The beauty of the Bush philosophy of governance is that it creates and accelerates those very conditions of stress (radical economic inequality promoted by tax cuts for the wealthy and concomitant cuts in public services for the less well-off) that then provide fertile ground for popular acceptance of measures intended to further worsen conditions for the subject class. An example would be to purposely inflate the housing bubble and then use the succeeding bailout to further enrich the wealthy elites at the cost of the average worker. Or to execute a reckless Medicare drug expansion plan, catering to pharmaceutical companies and knowing it would lead to insolvency, to set the stage for drastic future cuts in Medicare – and other entitlements, while they’re at it. The same principle applies in foreign policy, such as in retreating from Bill Clinton’s tentative rapprochement with Iran and North Korea as Bush’s first order of business, demonizing these countries as evil, and then setting in motion offensive strategies once those countries predictably react.
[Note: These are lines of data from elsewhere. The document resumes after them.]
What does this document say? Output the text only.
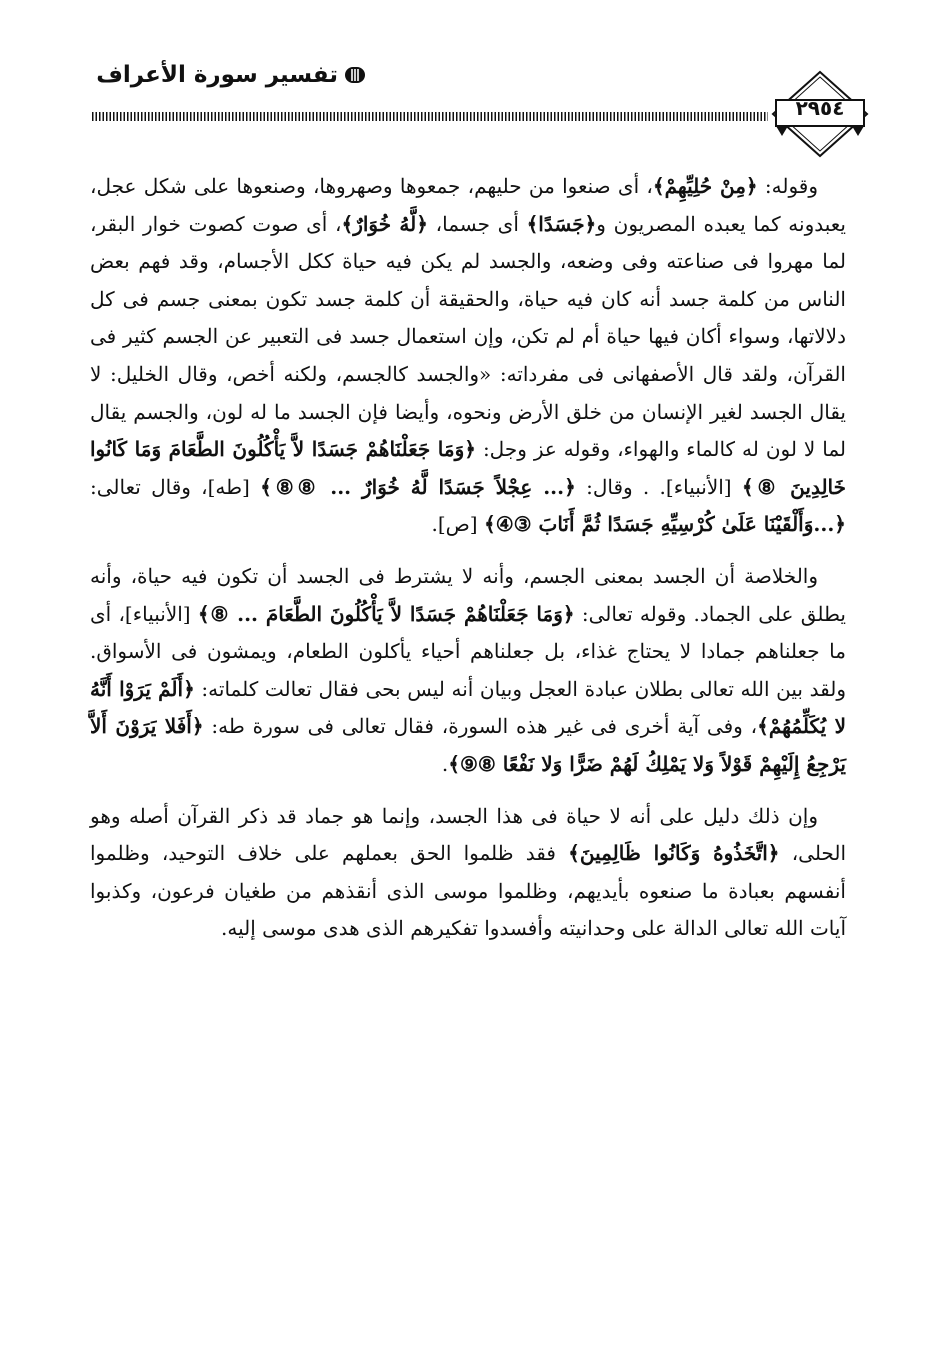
تفسير سورة الأعراف
٢٩٥٤

وقوله: ﴿مِنْ حُلِيِّهِمْ﴾، أى صنعوا من حليهم، جمعوها وصهروها، وصنعوها على شكل عجل، يعبدونه كما يعبده المصريون و﴿جَسَدًا﴾ أى جسما، ﴿لَّهُ خُوَارٌ﴾، أى صوت كصوت خوار البقر، لما مهروا فى صناعته وفى وضعه، والجسد لم يكن فيه حياة ككل الأجسام، وقد فهم بعض الناس من كلمة جسد أنه كان فيه حياة، والحقيقة أن كلمة جسد تكون بمعنى جسم فى كل دلالاتها، وسواء أكان فيها حياة أم لم تكن، وإن استعمال جسد فى التعبير عن الجسم كثير فى القرآن، ولقد قال الأصفهانى فى مفرداته: «والجسد كالجسم، ولكنه أخص، وقال الخليل: لا يقال الجسد لغير الإنسان من خلق الأرض ونحوه، وأيضا فإن الجسد ما له لون، والجسم يقال لما لا لون له كالماء والهواء، وقوله عز وجل: ﴿وَمَا جَعَلْنَاهُمْ جَسَدًا لاَّ يَأْكُلُونَ الطَّعَامَ وَمَا كَانُوا خَالِدِينَ ⑧﴾ [الأنبياء]. . وقال: ﴿... عِجْلاً جَسَدًا لَّهُ خُوَارٌ ... ⑧⑧﴾ [طه]، وقال تعالى: ﴿...وَأَلْقَيْنَا عَلَىٰ كُرْسِيِّهِ جَسَدًا ثُمَّ أَنَابَ ③④﴾ [ص].

والخلاصة أن الجسد بمعنى الجسم، وأنه لا يشترط فى الجسد أن تكون فيه حياة، وأنه يطلق على الجماد. وقوله تعالى: ﴿وَمَا جَعَلْنَاهُمْ جَسَدًا لاَّ يَأْكُلُونَ الطَّعَامَ ... ⑧﴾ [الأنبياء]، أى ما جعلناهم جمادا لا يحتاج غذاء، بل جعلناهم أحياء يأكلون الطعام، ويمشون فى الأسواق. ولقد بين الله تعالى بطلان عبادة العجل وبيان أنه ليس بحى فقال تعالت كلماته: ﴿أَلَمْ يَرَوْا أَنَّهُ لا يُكَلِّمُهُمْ﴾، وفى آية أخرى فى غير هذه السورة، فقال تعالى فى سورة طه: ﴿أَفَلا يَرَوْنَ أَلاَّ يَرْجِعُ إِلَيْهِمْ قَوْلاً وَلا يَمْلِكُ لَهُمْ ضَرًّا وَلا نَفْعًا ⑧⑨﴾.

وإن ذلك دليل على أنه لا حياة فى هذا الجسد، وإنما هو جماد قد ذكر القرآن أصله وهو الحلى، ﴿اتَّخَذُوهُ وَكَانُوا ظَالِمِينَ﴾ فقد ظلموا الحق بعملهم على خلاف التوحيد، وظلموا أنفسهم بعبادة ما صنعوه بأيديهم، وظلموا موسى الذى أنقذهم من طغيان فرعون، وكذبوا آيات الله تعالى الدالة على وحدانيته وأفسدوا تفكيرهم الذى هدى موسى إليه.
The principle is evident in attacking and occupying Middle Eastern countries, then justifying the war on terror by pointing to the increased radicalization ensuing from the invasion.
From Anis Shivani: Bush’s ‘Decision Points’ Is A Terrifying Journey Into the Authoritarian Mind
I’m very skeptical of this as it fits the mold of crack-pot conspiracy theory; but, I can’t say that there isn’t a good point in there somewhere. It’s much more likely that W didn’t fully think out the consequences of his actions, sure that his ideology was correct and things would work out in ways consistent with his beliefs.